There are a lot of complications beneath this. Among other things, I can’t get at (e.g.) vaccination rates at the sub-state (county) level. Near as I can tell, there is no national data source for that. And it’s likely that the ratio of true (total) cases to diagnosed cases varies considerably across states. As does COVID-19 hygiene. And of course, the fact that we’ve had some huge seasonal trends does not make this any clearer. And so on.

But that’s what statistical analysis is for. With any luck, those other factors will be a wash. And if there’s any systematic relationship between population immunity and current daily new cases, that should be apparent if you average enough individual units.

**So let me start with states as the unit of analysis. Right now, what’s the relationship between current rates of new infections (cases / 100,000 / day, seven-day moving average) and the fraction of the state population that is plausibly immune to COVID-19?**

**Answer: Positive. (Although “no relationship” would also be an acceptable answer here.)**

I constructed the estimated fraction here as a combination of five times the diagnosed COVID-19 cases plus a weighted average of those fully and partially vaccinated. It make no difference whether I used five times or three times. **The upshot is that, at the state level, we are not yet seeing any negative correlation between the fraction of the population immune, and the current rate of new infections.**

**Well, OK, what happens if we just take vaccinations alone.** Surely the larger the fraction of the state population that has been vaccinated, the lower the new case rate should be?

**Nope, not that either.
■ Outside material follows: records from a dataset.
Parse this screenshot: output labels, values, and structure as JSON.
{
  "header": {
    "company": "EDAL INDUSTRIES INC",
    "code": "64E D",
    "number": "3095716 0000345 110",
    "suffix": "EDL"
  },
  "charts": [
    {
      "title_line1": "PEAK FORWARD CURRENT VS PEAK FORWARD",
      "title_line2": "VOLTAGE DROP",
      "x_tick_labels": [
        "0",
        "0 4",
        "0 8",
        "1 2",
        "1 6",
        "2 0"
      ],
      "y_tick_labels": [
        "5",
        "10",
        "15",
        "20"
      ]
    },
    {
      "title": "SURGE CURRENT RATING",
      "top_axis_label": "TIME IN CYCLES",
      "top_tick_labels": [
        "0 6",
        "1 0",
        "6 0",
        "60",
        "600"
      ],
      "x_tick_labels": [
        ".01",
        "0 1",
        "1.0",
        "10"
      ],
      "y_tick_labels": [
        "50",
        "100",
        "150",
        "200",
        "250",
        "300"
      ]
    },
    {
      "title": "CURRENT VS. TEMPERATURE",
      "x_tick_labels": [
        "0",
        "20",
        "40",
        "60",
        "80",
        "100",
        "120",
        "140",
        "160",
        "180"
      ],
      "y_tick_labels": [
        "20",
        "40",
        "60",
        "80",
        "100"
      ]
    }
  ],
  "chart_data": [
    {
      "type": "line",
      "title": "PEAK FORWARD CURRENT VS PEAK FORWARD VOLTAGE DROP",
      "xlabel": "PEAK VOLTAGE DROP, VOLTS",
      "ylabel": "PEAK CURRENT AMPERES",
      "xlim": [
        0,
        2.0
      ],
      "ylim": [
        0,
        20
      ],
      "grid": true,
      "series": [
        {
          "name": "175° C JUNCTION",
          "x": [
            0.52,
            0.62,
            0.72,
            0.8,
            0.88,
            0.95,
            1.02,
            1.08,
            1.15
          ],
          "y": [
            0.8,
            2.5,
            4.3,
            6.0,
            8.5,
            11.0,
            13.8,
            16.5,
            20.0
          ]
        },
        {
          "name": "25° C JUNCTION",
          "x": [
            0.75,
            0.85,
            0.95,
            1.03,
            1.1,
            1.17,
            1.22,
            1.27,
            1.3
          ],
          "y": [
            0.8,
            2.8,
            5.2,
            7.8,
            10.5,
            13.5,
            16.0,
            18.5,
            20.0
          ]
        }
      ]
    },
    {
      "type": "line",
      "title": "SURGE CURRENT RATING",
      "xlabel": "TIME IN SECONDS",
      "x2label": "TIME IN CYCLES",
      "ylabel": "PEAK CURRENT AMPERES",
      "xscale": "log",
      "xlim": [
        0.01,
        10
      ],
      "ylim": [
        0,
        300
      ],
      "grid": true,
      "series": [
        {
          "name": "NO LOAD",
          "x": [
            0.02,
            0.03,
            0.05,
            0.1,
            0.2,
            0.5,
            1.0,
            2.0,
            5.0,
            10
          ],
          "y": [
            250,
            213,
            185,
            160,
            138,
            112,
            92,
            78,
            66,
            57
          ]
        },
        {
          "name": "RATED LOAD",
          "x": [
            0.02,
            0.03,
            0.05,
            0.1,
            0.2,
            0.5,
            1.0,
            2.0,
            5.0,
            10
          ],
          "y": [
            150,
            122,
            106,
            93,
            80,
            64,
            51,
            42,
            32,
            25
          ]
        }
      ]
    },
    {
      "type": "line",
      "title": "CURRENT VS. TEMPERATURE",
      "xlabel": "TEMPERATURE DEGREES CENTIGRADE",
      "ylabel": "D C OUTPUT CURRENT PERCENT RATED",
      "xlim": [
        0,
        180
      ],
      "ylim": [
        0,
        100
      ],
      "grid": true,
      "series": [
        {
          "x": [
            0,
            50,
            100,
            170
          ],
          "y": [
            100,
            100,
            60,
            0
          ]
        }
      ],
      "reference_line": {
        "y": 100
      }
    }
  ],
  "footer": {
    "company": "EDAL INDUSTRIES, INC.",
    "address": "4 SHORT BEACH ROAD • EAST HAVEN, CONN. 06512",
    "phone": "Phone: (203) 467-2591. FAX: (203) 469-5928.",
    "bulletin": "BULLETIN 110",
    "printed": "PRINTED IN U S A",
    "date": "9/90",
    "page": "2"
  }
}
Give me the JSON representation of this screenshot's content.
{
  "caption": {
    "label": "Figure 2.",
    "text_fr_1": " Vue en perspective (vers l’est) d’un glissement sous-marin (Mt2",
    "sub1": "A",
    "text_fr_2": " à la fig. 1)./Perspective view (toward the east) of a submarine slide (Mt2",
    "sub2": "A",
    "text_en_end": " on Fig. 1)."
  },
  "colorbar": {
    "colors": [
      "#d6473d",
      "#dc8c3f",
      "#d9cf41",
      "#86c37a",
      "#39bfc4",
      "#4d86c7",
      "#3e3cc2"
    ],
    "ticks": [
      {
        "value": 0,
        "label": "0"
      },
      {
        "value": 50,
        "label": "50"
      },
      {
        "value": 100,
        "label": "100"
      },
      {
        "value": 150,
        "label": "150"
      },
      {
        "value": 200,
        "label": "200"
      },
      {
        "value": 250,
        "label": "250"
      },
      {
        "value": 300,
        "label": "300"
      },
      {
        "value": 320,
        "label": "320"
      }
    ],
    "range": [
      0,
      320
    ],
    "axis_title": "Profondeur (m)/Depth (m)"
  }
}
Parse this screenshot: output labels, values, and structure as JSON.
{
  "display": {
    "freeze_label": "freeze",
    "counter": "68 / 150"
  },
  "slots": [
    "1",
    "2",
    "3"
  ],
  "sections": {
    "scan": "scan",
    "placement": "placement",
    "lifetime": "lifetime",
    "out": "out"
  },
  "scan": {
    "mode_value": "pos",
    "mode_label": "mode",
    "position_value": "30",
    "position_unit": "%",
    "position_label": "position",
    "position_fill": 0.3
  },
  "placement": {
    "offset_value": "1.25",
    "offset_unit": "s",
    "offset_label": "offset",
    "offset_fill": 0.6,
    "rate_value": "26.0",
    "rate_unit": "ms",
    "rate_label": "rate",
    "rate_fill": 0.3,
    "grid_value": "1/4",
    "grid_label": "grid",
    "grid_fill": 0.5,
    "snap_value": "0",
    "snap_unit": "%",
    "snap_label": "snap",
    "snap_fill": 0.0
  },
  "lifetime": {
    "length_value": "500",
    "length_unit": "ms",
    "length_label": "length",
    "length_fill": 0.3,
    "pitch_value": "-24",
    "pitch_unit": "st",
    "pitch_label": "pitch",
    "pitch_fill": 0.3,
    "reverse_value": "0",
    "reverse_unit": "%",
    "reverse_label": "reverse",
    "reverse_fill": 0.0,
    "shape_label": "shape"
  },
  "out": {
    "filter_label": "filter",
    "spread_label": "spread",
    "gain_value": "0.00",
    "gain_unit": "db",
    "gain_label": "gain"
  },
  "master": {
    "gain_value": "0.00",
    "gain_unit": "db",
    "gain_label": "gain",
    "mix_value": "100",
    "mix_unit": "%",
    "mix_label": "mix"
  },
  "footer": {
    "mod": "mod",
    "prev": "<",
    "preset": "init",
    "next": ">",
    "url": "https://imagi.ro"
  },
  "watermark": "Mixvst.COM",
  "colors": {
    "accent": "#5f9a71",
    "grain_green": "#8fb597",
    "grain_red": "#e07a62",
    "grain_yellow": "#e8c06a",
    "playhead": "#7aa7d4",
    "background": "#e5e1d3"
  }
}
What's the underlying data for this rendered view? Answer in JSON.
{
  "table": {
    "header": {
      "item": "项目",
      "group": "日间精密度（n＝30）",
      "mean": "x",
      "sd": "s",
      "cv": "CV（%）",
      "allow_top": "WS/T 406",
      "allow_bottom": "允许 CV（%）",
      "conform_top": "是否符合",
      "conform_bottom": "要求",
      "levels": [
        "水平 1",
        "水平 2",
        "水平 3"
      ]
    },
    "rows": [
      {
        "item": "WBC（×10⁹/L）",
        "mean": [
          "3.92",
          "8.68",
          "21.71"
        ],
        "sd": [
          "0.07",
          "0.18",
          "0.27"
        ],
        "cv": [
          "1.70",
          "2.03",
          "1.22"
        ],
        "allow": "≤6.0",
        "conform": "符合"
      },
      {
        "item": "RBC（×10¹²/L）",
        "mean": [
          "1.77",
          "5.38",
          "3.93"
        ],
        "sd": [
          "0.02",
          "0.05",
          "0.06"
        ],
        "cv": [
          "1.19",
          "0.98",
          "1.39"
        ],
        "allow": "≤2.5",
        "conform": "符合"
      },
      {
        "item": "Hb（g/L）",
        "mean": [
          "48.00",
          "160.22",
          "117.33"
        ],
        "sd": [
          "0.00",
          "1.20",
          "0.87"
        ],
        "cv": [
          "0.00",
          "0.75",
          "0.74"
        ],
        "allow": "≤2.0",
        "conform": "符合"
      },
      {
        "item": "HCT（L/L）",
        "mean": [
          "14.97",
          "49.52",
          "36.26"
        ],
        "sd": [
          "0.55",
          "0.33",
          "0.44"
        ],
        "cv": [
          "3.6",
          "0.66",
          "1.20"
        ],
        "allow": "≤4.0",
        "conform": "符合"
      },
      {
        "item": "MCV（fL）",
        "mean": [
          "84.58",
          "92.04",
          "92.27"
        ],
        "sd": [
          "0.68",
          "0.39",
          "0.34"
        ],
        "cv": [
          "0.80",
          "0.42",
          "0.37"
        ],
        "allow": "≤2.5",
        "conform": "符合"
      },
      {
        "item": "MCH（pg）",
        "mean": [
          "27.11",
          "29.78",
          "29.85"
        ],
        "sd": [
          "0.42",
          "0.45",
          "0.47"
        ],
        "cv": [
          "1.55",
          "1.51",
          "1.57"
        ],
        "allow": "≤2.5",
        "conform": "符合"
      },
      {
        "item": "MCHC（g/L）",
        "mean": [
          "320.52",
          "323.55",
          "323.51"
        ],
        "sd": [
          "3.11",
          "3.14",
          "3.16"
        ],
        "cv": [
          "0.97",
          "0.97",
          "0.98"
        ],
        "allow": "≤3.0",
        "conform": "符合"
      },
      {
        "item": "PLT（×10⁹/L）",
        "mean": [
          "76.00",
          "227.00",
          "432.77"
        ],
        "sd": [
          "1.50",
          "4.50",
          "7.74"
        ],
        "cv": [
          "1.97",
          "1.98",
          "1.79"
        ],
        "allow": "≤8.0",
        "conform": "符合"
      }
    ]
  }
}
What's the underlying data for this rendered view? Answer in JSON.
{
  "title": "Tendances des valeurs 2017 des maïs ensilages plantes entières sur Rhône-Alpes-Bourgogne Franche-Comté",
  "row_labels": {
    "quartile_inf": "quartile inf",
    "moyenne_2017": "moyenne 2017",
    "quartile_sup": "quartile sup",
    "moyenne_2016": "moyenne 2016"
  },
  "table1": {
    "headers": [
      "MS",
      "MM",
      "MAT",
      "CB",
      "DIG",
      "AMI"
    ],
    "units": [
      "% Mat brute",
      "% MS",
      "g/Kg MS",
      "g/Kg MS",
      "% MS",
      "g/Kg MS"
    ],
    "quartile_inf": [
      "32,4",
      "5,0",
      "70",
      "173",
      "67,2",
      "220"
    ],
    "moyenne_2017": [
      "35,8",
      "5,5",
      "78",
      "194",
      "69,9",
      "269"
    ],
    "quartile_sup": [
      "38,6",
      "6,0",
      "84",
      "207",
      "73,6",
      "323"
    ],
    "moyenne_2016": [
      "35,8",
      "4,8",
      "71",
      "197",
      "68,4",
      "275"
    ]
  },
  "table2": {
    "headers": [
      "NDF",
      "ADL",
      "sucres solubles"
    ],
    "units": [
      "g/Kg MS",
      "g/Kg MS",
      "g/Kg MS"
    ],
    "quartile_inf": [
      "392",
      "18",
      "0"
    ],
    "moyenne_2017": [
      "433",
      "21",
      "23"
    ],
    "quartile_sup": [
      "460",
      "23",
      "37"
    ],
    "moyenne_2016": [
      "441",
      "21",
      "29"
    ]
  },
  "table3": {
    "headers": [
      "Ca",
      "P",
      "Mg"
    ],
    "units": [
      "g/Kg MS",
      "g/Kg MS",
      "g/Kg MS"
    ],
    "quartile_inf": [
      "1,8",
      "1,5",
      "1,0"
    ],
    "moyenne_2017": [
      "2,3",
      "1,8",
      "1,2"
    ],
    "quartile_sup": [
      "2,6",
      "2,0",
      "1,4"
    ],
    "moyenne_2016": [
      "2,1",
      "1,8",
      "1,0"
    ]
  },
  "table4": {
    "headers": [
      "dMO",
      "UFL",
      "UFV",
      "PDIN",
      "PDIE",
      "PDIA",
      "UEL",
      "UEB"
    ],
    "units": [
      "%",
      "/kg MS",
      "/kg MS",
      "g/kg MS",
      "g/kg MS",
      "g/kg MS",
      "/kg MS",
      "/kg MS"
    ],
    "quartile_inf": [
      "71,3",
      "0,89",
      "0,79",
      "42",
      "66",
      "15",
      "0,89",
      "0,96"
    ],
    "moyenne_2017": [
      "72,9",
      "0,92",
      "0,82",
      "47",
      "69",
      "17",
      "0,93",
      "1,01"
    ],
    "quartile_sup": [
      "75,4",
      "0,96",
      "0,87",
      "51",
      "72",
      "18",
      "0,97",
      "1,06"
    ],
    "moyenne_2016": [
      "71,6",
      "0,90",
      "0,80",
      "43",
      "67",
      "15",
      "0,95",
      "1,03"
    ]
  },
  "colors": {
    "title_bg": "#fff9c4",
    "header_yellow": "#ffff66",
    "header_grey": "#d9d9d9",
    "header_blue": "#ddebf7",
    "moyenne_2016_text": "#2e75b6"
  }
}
At this point, there’s no relationship.**

Well, observational data can be like that sometimes. There are a lot of other things going on that are driving these rates. For example, having a high current case rate might spur more people to get vaccinated, or spur the state to take the vaccination more seriously (and so, you have reverse causation from high infection rates to high vaccination rates.)

The only point here is that there’s no simple, state-level analysis that will demonstrate a negative relationship between current population immunity and current population infection rates.

Obviously, this is pretty simple and pretty crude. But the fact is, if it takes a complex analysis to pull that effect out of the data, a) you’re never quite sure what your methodology is doing and b) people have to take the results as a matter of faith. (The latter is particularly true when no simple analysis will show that result).

My conclusion is that either we’re not near the herd immunity level yet, or that there’s no practical way to demonstrate that with a simple state-level analysis.